Altered Th17 Pathway in Tolerant Kidney Transplant Patients: A “Chicken-or-the-Egg” Dilemma?
Various studies have investigated the transcriptional profile and/or immunophenotypic characteristics of operational tolerant kidney transplant recipients in comparison to healthy individuals, kidney transplant patients with chronic rejection and/or patients with stable function on immunosuppression. Unique peripheral blood mononuclear cell gene signatures associated with operational tolerance in kidney transplant patients have been described.2-4 Differences in the B-cell compartment were observed in tolerant kidney transplant recipients compared with the other groups.3,4 Frequencies of activated CD4+ T cells as well as gene expression levels of markers associated with T-cell activation and proinflammatory Th1/Th2 responses were lower in tolerant patients than in chronically rejecting patients.2,3 Additionally, frequencies of CD25highCD4+ T cells and FOXP3 expression levels in tolerant patients were comparable to that in healthy individuals, whereas patients with chronic rejection had significantly lower levels.3,5 Whether these alterations in B- and T-cell compartment play a role in the induction of tolerance in operational tolerant patients, or whether they contribute to the maintenance of tolerance in the absence of immunosuppression, remains to be elucidated.

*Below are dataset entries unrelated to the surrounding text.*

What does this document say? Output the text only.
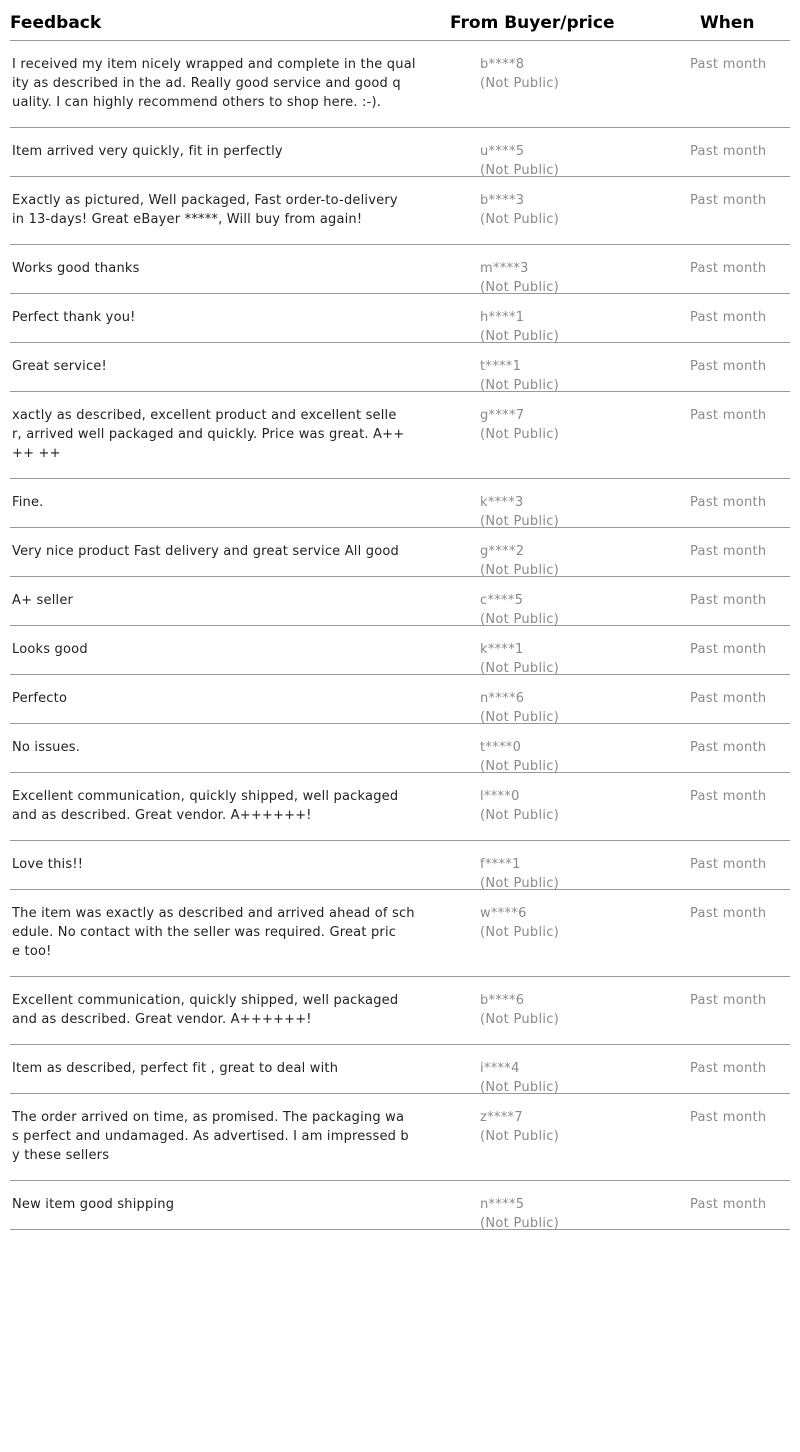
Feedback	From Buyer/price	When
I received my item nicely wrapped and complete in the qual
ity as described in the ad. Really good service and good q
uality. I can highly recommend others to shop here. :-).
b****8
(Not Public)
Past month
Item arrived very quickly, fit in perfectly	u****5
(Not Public)
Past month
Exactly as pictured, Well packaged, Fast order-to-delivery
in 13-days! Great eBayer *****, Will buy from again!
b****3
(Not Public)
Past month
Works good thanks	m****3
(Not Public)
Past month
Perfect thank you!	h****1
(Not Public)
Past month
Great service!	t****1
(Not Public)
Past month
xactly as described, excellent product and excellent selle
r, arrived well packaged and quickly. Price was great. A++
++ ++
g****7
(Not Public)
Past month
Fine.	k****3
(Not Public)
Past month
Very nice product Fast delivery and great service All good	g****2
(Not Public)
Past month
A+ seller	c****5
(Not Public)
Past month
Looks good	k****1
(Not Public)
Past month
Perfecto	n****6
(Not Public)
Past month
No issues.	t****0
(Not Public)
Past month
Excellent communication, quickly shipped, well packaged
and as described. Great vendor. A++++++!
l****0
(Not Public)
Past month
Love this!!	f****1
(Not Public)
Past month
The item was exactly as described and arrived ahead of sch
edule. No contact with the seller was required. Great pric
e too!
w****6
(Not Public)
Past month
Excellent communication, quickly shipped, well packaged
and as described. Great vendor. A++++++!
b****6
(Not Public)
Past month
Item as described, perfect fit , great to deal with	i****4
(Not Public)
Past month
The order arrived on time, as promised. The packaging wa
s perfect and undamaged. As advertised. I am impressed b
y these sellers
z****7
(Not Public)
Past month
New item good shipping	n****5
(Not Public)
Past month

In this issue of Transplantation, Nova-Lamperti et al6 show that tolerant kidney transplant recipients have an altered peripheral Th17 compartment compared with healthy controls and patients with chronic rejection. Gene expression analysis revealed lower levels of retinoic acid receptor-related orphan receptor C, a master regulator of Th17 cells, and phenotypic analysis showed a lower proportion of Th17 cells in tolerant kidney transplant recipients versus healthy controls and chronically rejecting patients. In addition, the authors describe an impaired Th17 polarization in tolerant recipients which may be attributed to reduced extracellular signal-regulated kinase (ERK) phosphorylation after T-cell stimulation. The ERK pathway, one of the major signaling cassettes of the mitogen-activated protein kinase (MAPK) signaling pathway, is important for various cellular processes, including cell proliferation and differentiation. Interestingly, Nova-Lamperti et al7 recently demonstrated reduced ERK phosphorylation in B cells of tolerant patients after B-cell stimulation as well. These findings suggest that an impaired ERK/MAPK pathway may be important for tolerance induction.
This study sheds new light on immunologic pathways that may play a role in the development and/or maintenance of operational tolerance. The findings give rise to several crucial questions and create a “chicken-or-the-egg” dilemma. Did the altered peripheral Th17 compartment contribute to the induction of tolerance in these patients or is it merely the result of other immunoregulatory mechanisms that were key in the tolerance induction? Did it develop after transplantation, possibly due to the effects of immunosuppression or graft-host interaction, or was it “naturally” occurring and were these patients therefore more prone to tolerance induction? It would be interesting to investigate peripheral blood samples of the tolerant patient group at earlier time points to assess the Th17 compartment before tolerance induction or even before transplantation.